有害成分:ペニトリウムA 症状:中毒 嘔吐、下痢、腹痛、痙攣など ナッツ類に多く含まれるペニトリウムAは中毒症状を引き起こします。 また、ナッツ類には脂質やミネラルが多く含まれるため、継続的に与えると尿路結石や肥満などのリスクが高まります。  

・キシリトール

有害成分:キシリトール 症状:低血糖、肝障害、元気消失、沈うつ、嘔吐、痙攣など キシリトールは猫の体内で血糖値を下げる働きを持つインスリンというホルモンの分泌を促します。 低血糖に陥ると、吐き気や痙攣などの症状を引き起こします。  

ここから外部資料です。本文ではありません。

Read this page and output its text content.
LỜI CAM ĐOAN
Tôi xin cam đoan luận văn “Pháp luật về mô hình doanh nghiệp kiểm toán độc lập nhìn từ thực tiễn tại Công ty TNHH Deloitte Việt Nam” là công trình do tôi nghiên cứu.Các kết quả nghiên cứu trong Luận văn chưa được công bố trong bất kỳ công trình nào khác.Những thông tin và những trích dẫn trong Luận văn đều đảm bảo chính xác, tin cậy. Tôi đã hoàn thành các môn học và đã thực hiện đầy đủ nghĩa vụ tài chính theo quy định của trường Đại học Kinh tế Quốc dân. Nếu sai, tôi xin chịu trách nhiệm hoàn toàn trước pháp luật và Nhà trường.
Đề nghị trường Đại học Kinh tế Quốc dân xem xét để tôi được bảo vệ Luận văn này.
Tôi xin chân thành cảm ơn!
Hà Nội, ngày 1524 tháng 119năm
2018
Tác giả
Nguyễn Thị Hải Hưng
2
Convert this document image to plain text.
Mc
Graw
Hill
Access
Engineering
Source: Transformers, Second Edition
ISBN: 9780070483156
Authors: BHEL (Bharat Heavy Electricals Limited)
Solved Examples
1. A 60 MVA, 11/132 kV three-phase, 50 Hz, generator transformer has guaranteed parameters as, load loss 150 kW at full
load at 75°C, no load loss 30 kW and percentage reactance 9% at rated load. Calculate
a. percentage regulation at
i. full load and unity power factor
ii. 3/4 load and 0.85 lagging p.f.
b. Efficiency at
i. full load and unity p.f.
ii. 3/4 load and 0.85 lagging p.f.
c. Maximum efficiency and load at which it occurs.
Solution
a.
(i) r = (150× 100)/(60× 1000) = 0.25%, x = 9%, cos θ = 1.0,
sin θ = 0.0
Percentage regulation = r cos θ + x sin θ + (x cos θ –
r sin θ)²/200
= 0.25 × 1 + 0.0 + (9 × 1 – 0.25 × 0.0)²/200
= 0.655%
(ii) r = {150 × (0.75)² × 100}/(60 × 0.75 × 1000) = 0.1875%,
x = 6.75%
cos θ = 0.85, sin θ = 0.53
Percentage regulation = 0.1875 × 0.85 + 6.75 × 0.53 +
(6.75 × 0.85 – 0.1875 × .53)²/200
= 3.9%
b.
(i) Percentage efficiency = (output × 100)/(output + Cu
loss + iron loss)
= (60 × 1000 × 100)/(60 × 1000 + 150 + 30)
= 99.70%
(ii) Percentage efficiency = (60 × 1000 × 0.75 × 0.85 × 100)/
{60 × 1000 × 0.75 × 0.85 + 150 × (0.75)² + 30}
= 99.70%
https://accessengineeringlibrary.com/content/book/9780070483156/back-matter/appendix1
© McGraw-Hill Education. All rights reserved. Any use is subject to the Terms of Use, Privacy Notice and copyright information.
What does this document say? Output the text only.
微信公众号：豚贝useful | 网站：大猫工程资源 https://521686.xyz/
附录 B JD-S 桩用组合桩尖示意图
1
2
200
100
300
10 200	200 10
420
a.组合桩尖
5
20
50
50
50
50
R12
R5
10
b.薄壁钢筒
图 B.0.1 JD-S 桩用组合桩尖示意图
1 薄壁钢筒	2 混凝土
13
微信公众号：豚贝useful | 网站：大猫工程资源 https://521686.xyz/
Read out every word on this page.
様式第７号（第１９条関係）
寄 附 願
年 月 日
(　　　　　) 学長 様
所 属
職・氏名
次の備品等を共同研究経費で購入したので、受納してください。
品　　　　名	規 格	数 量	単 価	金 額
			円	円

・スパイス、香辛料(唐辛子、わさび、からし、こしょうなど)

猫は辛いもの、刺激の強いものを食べる習慣がありません。 唐辛子に含まれるカプサイシンは胃腸炎などを引き起こします。 また、カレーなどに使われるスパイスの中には猫の中毒症状を引き起こすものもあります。  

<飲料>

・カフェイン

有害成分:カフェイン 症状:中毒、嘔吐、下痢、腹痛、痙攣など お茶、コーヒ、チョコレートなどに含まれるカフェインは、中枢神経を興奮させ痙攣などの症状を引き起こします。 カフェインレスを謳っている商品であっても100%カフェインが入っていないかは分からないため、与えるべきではありません。  

・アルコール

有害成分:アルコール 症状:中毒、嘔吐、下痢、腹痛、痙攣など 猫は肝臓でアルコールを分解できず、摂取すると中毒症状を引き起こし最悪の場合死に至るケースもあります。 お酒のほか、アルコール消毒液、アルコール除菌シートなども猫の手の届かないところに保管しましょう。  

万が一、これらを摂取してしまった場合

自己判断をせず、ただちに動物病院での診察を受けましょう。 病院では状態に応じて以下のような処置が行われることがあります。 ・催吐処置 ・解毒剤の投与(適応する解毒剤が存在する場合) ・胃洗浄 ・輸液療法 ・活性炭の投与 ・症状に応じた治療  

有害な食べ物の摂取を避けるには?

では、有害な食べ物を摂取させないよう飼い主が考えるべきことはどのようなことでしょうか?  

・安易に人の食べ物、飲み物を与えない

キャットフード(総合栄養食)は、それと水だけで猫に必要な栄養が充分とれるように設計されています。 人間と猫では食性も身体の作りも、必要な栄養素も全く異なります。 人間にとって体に良い物だから、美味しいからと安易に猫に人間の食べ物を与えるのはやめましょう。 これさえ徹底していれば猫が人間の食べ物を欲しがることもありませんし、食べ慣れないものを自ら口に入れるという可能性も少なくなります。  

・猫の生活スペースに置きっぱなしにしない

猫は犬と違ってテーブルやキッチンなど高いところにも登ってしまいます。 うちの子はいたずらしないから…と人間用の食品を置きっぱなしする方も多いですが、

動物に絶対はありません

。 日頃から猫の生活スペースは整理整頓をし、猫に危険が及ばないよう心がけましょう。  

【まとめ】猫にとって安全な環境づくりを!

思った以上に猫にとって危険なものが身近にあるということにお気付きいただけたのではないでしょうか? どれも飼い主さんが知っているだけで事故を防げるものばかりです。 参考にしていただき、猫にとって安全な環境づくりにお役立てください。